Nei giorni scorsi la sentenza a Perugia per il magistrato. Condanna a tre mesi
Pena ridotta in Corte d’Appello per l’ex pm di Roma Stefano Rocco Fava ora giudice civile in Tribunale a Latina. Nei giorni scorsi la Corte d’Appello di Perugia ha assolto Fava da due delle tre contestazioni e lo hanno condannato a tre mesi rispetto ai cinque mesi dei cinque del primo grado, sempre con pena sospesa, per accesso abusivo. Nel corso del suo intervento, il sostituto procuratore generale di Perugia Paolo Barlucchi, aveva chiesto l’assoluzione con la formula «perché il fatto non sussiste». Il magistrato in primo grado era stato assolto dalle accuse di abuso d’ufficio «perché il fatto non sussiste» ed era stato assolto dal reato di rivelazione e utilizzazione di segreti d’ufficio insieme a Luca Palamara «per non aver commesso il fatto».

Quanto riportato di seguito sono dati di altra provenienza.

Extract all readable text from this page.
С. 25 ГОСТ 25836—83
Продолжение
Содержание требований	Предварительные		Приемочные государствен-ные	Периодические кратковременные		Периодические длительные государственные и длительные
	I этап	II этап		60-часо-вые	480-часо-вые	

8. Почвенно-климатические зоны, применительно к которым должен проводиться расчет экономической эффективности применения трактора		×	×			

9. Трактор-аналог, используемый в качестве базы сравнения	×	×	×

Il processo di secondo grado che si è concluso a Perugia ha riguardato solo il ricorso di Fava per l’accusa di accesso abusivo. Nel procedimento, che vede parte civile il magistrato Paolo Ielo, Fava, all’epoca dei fatti era sostituto procuratore a Roma ed è accusato di essersi «abusivamente introdotto nel sistema informatico nel Tiap acquisendo verbali d’udienza e della sentenza di un procedimento». Un fatto che secondo quanto sostenuto dalla pubblica accusa - avveniva per ragioni estranee rispetto a quelle per le quali la facoltà di accesso era attribuita».
Sempre secondo quanto ipotizzato dalla pubblica accusa, l’obiettivo «era di avviare una campagna mediatica ai danni di Pignatone, da poco cessato dall’incarico di Procuratore di Roma e dell’Aggiunto Paolo Ielo». In una dichiarazione all’Adn Kronos, l’avvocato Luigi Panella che assiste il magistrato insieme al collega Luigi Castaldi, è pronto a ricorrere in Cassazione. «Per eliminare anche la parte residua di condanna».